Parfois confrontées à des médecins discriminants, les personnes LGBTI (lesbiennes, gays, bis, trans et intersexes), ont créé leurs propres réseaux pour trouver des professionnels de santé bienveillants. Plus de la moitié des personnes LGBTI se sont déjà senties discriminées par un professionnel de santé, selon une étude parue en janvier 2018 qui s'est focalisée sur la cancérologie, la santé des mineurs et la bariatrie. Des annuaires informels de médecins sensibilisés ont fleuri sur Internet ces dernières années, certains praticiens sont recommandés par les associations, le bouche-à-oreille étant également très efficace pour obtenir le nom de médecins "gay-friendly" ou "transfriendly".
« C'est important pour nous de savoir qu'il y a des médecins qui nous respectent dans notre identité et ne vont pas forcément nous voir comme une bête de foire », témoigne Fleur Dupuy, jeune femme trans et lesbienne de 22 ans qui a pu trouver un endocrinologue grâce à la Base de données trans : BDDTrans.
« Du point de vue d'une personne trans, un médecin +safe+ (sûr, ndlr) va respecter mon genre, mon identité. Il va m'informer des différents traitements mais ne va pas m'en imposer », ajoute l'étudiante en sociologie qui a commencé sa transition médicale il y a un an.
« Quand on va voir son médecin il faut qu'on puisse tout lui dire. On ne peut pas être bien soigné si on lui cache des choses », estime Stéphane Cola, coordinateur du site medecins-gay-friendly qui recense 450 médecins « sensibilisés aux questions de genre et d'orientation sexuelle ».
Lui-même victime d'un médecin qui a dévoilé son homosexualité à ses parents il y a plusieurs années, il raconte qu'il « ne se passe pas un jour sans qu'on ne soit conforté dans l'idée que ce réseau est légitime et indispensable ». Pour lui, le principal risque est que les personnes LGBTI arrêtent de se soigner.
« Le médecin le plus demandé est le généraliste, arrive en deuxième position le psy », précise Stéphane Cola.
Liste blanche
Être face à un médecin "bienveillant" et "sensibilisé" peut aussi changer une vie. Barbara Rickenmann et son épouse ont choisi de faire une PMA à l'étranger grâce à un gynécologue qui leur a dit qu'il accepterait de les suivre et leur a conseillé une clinique à Barcelone.
Rassurée par ce gynécologue, elle a créé une "fiche" sur Gynandco afin de le recommander à d'autres lesbiennes. Ce site répertorie des professionnels de santé « féministes », mais également « lesbian-friendly », « gay-friendly » ou encore « transfriendly » (sensibilisés aux thématiques liées aux lesbiennes, aux gays et aux trans, ndlr), alimenté par les commentaires de patients.
« Possibilité d'aborder la question de la transition sans tabou, pas de questions déplacées sur mon état civil ni sur les opérations génitales désirées ou non, effectuées ou non. Très à l'écoute et compréhensif sur mon souhait de garder mon utérus et mes ovaires », témoigne par exemple un patient sous la "fiche" d'un gynécologue.

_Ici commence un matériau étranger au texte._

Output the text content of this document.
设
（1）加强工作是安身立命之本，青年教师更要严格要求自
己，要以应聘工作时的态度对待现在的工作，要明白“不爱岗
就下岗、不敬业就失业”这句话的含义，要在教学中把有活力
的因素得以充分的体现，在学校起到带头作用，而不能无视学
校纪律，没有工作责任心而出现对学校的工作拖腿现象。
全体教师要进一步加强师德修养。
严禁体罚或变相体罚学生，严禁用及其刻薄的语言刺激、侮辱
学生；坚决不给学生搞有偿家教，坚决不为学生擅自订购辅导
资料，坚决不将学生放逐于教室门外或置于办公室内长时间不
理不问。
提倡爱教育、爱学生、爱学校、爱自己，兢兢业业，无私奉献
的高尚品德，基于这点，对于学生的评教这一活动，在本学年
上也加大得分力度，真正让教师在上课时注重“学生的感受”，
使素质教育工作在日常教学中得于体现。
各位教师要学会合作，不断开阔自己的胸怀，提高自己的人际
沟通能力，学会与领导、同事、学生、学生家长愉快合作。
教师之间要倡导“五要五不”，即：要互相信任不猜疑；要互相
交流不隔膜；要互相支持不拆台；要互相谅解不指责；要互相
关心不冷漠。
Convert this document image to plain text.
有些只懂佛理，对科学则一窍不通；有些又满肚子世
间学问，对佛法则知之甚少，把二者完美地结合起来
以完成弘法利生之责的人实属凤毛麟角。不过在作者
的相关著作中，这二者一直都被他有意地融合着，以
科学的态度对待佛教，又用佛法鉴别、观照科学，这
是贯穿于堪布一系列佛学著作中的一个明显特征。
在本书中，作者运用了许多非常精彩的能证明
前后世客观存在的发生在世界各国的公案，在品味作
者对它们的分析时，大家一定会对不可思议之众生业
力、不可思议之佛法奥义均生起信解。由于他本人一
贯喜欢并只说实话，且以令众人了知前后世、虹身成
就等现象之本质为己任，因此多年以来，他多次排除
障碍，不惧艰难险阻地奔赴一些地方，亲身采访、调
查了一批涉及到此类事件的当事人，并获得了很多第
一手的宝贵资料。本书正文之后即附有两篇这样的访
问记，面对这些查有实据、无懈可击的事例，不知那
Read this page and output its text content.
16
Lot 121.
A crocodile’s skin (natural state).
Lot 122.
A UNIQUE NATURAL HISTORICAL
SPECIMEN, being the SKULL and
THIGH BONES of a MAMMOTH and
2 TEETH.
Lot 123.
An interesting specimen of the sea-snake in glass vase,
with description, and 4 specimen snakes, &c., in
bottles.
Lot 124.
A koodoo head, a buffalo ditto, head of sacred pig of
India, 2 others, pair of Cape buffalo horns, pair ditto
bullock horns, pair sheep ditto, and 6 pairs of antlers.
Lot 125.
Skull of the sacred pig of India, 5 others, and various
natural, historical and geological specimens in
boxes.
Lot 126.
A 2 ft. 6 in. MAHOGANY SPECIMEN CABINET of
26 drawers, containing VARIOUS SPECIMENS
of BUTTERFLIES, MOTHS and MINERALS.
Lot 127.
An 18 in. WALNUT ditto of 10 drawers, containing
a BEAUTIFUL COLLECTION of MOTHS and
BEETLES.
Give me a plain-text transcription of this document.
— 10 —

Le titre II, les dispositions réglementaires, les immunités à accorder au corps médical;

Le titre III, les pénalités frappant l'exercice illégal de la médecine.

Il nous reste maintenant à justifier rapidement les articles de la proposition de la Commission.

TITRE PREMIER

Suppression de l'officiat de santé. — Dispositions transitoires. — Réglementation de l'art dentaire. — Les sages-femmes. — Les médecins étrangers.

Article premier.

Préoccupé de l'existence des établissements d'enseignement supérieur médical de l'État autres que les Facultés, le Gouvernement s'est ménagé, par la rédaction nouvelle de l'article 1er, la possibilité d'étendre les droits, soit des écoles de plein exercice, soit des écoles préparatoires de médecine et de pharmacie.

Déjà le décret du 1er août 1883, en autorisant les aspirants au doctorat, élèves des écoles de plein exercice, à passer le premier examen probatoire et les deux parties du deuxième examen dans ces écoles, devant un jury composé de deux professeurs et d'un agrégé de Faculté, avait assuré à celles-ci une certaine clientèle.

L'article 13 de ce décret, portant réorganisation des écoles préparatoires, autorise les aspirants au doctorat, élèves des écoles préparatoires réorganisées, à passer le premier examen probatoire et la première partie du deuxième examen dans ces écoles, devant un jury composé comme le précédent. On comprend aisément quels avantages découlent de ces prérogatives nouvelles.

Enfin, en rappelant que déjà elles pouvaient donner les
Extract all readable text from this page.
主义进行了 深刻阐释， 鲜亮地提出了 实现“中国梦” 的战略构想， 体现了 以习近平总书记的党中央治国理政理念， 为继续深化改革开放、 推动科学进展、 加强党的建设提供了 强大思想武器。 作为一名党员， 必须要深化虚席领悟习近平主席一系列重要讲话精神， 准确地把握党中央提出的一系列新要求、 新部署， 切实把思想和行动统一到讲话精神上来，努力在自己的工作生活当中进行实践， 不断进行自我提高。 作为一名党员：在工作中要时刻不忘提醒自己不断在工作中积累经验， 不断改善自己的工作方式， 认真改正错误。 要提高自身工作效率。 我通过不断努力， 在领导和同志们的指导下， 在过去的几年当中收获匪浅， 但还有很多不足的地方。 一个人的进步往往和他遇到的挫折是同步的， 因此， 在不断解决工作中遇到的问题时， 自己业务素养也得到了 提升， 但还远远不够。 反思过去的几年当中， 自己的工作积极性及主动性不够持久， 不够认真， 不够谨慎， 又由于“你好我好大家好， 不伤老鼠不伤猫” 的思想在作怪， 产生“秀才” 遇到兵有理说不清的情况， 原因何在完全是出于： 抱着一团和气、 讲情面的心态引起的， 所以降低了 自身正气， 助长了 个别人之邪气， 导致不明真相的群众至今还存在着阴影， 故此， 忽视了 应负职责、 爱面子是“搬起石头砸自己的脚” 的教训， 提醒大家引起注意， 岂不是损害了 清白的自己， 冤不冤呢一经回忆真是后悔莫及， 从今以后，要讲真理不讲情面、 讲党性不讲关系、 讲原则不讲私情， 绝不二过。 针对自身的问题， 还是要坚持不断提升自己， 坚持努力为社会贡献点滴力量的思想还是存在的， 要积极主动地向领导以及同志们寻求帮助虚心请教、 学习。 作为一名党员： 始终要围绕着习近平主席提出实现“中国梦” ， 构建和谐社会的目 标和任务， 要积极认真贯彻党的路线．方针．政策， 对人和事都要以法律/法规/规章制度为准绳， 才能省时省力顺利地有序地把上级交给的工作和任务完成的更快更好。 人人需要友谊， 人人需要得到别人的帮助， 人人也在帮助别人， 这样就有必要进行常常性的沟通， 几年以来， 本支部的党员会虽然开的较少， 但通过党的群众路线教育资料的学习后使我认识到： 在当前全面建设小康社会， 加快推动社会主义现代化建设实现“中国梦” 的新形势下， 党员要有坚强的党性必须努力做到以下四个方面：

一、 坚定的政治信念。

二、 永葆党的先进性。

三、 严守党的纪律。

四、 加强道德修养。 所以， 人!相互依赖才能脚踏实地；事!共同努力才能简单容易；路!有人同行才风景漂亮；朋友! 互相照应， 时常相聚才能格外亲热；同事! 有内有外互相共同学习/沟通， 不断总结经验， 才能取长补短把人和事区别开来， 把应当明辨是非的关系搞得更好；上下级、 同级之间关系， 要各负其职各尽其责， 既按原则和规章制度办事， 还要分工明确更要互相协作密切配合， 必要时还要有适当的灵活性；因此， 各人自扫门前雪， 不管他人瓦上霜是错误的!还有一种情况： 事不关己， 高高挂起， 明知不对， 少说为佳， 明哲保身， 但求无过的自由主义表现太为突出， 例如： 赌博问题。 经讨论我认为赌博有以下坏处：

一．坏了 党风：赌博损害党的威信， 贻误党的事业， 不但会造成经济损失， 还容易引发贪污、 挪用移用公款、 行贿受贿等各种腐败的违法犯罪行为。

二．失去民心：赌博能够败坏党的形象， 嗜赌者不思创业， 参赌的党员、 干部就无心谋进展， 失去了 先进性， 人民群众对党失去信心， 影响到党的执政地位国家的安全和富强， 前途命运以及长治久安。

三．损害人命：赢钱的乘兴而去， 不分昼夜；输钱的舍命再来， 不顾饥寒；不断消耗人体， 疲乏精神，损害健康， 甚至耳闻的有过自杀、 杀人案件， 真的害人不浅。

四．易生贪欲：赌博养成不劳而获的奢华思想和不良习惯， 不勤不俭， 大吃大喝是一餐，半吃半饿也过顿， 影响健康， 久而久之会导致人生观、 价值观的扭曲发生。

Les associations de défense des personnes LGBTI jouent également un rôle essentiel dans la mise en relation avec des praticiens de santé.
Stop Homophobie est partenaire de médecins-gay-friendly, SOS Homophobie renvoie régulièrement vers l'association Psygay, alors que l'association Ouest Trans, le Centre LGBTI de Rennes et le Planning Familial d'Ille-et-Villaine font partie du réseau santé trans qui met en lien professionnels de santé et personnes trans.
« On est en train de dresser une liste blanche » qui pour l'heure est « relativement maigre », indique de son côté le Collectif Intersexes et Allié.e.s qui reproche une méconnaissance et une pathologisation de l'intersexuation, soit le fait de posséder, à la naissance, des caractéristiques sexuelles aussi bien féminines que masculines.
Pour beaucoup de personnes LGBTI, le « bouche-à-oreille » reste la manière la plus sûre de trouver un médecin. « C'est le premier réseau safe », estime Fleur, qui a pu trouver un psychologue grâce aux recommandations d'amis.